L’art de la gravure 1

Gravure 1 : définition générale


Le terme « gravure » vient du grec graphein qui signifie écrire ou dessiner. Dans sa plus large acception, il recouvre la transposition de formes en un système de lignes, de points et de surfaces.

Dans son sens commun, il s’agit du passage d’un dessin artistique libre (dans le domaine de l’art contemporain, il est souvent question de gravure originale, mais cela fut longtemps une gravure de reproduction) à l’élaboration d’un matériau approprié dans le but d’en obtenir une empreinte, c’est-à-dire de produire un certain nombre d’exemplaire de l’œuvre.
La gravure a connu de profondes transformations au cours du temps. Longtemps dépendante de la peinture et des livres qu’elle était sensée illustrer ou décorer, elle s’en est progressivement affranchie grâce à certaines personnalités artistiques (Dürer pour le burin, dont on verra dans un autre texte l’apport impressionnant. Rembrandt pour l’eau forte, une technique mixte qui sera aussi abordée plus tard.)
D’un point de vue technique, le tirage est la multiplication d’un dessin (ou d’un texte) élaboré par les procédés de la gravure par transfert d’une encre d’imprimerie d’un support (planche) sur du papier (ou d’autres matériaux adéquats) La planche est un objet matériel portant une représentation artistique dans laquelle se trouve délimités des éléments d’impression (des sites en creux ou en épargne) qui laissent une empreinte lorsqu’ils sont chargés d’encre. La planche peut-être faite en différents matériaux (bois, cuivre, zinc, acier, caoutchouc, pierre, linoléum, textile etc.) L’impression peut être manuelle (simple pressoir, rouleau) ou mécanique (presse de Gutenberg, presse de taille douce à moulinet, etc…). Le résultat final du tirage se nomme épreuve (ou estampe).

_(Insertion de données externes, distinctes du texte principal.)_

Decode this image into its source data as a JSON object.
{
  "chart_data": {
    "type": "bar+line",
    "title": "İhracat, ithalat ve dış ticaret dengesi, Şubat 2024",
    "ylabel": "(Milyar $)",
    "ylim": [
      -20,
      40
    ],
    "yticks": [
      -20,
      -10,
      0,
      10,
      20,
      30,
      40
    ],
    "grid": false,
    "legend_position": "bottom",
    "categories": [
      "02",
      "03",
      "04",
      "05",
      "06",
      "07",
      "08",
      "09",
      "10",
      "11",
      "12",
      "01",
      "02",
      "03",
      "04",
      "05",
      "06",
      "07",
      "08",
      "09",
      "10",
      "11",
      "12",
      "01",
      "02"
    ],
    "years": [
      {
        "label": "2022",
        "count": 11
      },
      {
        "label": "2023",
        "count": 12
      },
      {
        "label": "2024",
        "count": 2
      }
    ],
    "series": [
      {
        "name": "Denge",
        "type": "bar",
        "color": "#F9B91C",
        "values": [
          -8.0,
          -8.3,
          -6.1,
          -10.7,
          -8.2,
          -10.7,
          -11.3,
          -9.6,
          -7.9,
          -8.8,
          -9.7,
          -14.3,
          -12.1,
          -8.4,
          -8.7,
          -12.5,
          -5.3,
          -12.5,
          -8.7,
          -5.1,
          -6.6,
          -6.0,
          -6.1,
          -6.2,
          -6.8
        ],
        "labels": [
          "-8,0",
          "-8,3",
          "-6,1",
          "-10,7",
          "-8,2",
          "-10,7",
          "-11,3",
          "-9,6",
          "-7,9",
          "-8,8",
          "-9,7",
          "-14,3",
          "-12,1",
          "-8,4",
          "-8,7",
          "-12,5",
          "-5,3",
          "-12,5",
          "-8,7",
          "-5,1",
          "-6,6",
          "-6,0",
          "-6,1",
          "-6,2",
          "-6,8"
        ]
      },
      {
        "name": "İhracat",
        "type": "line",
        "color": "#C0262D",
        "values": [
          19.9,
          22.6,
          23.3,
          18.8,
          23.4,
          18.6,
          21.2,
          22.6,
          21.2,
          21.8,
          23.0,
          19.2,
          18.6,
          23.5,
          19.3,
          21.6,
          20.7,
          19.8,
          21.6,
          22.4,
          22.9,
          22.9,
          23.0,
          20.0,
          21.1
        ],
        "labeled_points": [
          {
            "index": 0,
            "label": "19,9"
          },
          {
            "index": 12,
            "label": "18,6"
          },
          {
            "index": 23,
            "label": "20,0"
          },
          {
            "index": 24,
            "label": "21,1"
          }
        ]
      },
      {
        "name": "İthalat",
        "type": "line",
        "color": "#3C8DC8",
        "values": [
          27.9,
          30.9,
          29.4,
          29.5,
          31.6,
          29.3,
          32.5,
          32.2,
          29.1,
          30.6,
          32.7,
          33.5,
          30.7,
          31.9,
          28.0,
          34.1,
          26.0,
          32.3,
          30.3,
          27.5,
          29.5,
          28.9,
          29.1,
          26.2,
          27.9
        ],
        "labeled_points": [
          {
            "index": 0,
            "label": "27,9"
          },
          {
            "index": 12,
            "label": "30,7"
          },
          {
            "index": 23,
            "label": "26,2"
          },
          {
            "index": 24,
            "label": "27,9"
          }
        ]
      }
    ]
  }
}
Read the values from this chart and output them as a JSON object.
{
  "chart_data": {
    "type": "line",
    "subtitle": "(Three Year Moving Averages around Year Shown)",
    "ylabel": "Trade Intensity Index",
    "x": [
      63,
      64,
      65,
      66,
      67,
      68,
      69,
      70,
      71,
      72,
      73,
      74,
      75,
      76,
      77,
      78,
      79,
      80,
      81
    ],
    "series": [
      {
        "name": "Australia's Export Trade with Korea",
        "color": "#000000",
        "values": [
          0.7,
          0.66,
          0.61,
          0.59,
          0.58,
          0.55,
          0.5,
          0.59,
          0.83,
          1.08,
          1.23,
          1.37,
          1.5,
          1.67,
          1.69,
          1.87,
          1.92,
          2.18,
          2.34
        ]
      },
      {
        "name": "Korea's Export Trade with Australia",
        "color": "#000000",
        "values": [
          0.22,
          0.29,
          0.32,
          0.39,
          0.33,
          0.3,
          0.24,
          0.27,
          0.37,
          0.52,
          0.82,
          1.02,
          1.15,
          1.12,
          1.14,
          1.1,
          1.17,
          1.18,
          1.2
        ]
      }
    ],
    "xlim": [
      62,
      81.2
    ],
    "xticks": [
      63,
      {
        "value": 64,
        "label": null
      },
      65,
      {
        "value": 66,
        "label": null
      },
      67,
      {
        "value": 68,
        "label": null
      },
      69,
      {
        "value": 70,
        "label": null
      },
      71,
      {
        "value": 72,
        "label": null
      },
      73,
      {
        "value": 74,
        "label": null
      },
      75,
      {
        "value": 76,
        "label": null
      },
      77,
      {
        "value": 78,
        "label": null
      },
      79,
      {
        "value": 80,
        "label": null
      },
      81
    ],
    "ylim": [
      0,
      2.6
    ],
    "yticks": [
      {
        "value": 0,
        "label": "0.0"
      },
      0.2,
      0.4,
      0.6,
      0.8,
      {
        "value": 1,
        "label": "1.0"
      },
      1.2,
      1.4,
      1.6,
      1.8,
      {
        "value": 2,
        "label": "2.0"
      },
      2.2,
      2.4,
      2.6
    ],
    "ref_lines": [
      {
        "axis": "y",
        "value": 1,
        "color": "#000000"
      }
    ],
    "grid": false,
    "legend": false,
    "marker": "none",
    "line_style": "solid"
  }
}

Chaque épreuve d’une même planche diffère quelque peu des autres, en partie à cause de l’apport manuel d’encre sur la planche et du tirage à la main. C’est pourquoi chaque épreuve définitive à valeur d’original. Il existe d’autres épreuves qui sont produites lors de l’élaboration de la planche par l’artiste : elles reçoivent le nom d’états (premier état, deuxième état, etc.) et n’existent qu’en nombre limité d’exemplaires. Les termes E.E ou E.A sont des abréviations de état de travail ou épreuve d’état.
L’estampe est signée et datée dans le coin inférieur droit, juste sous le dessin (à partir de la fin du XIXe). Dans le coin inférieur gauche, une fraction avec le numéro d’ordre de l’épreuve et parfois le titre.
Il ne faut pas que le nombre d’exemplaires originaux dépasse une certaine limite. Le maximum des tirages dépend de la technique utilisée et de la solidité de la planche (par ex, du plus dur au moins dur : acier, cuivre, zinc). En général, on va de 50 à 100 pièces (pointe sèche, crayon), 200 maximum en lithographie ou en sérigraphie. Le respect des limites et l’indication du nombre réel d’épreuves prouvent le sérieux du graveur. Moins on effectue de tirages, plus les épreuves sont précieuses.
Dans les prochains textes sur la gravure, j’aborderai plus en détail les différents procédés, les règles particulières liées au tirage, les instruments et leur mode d’utilisation.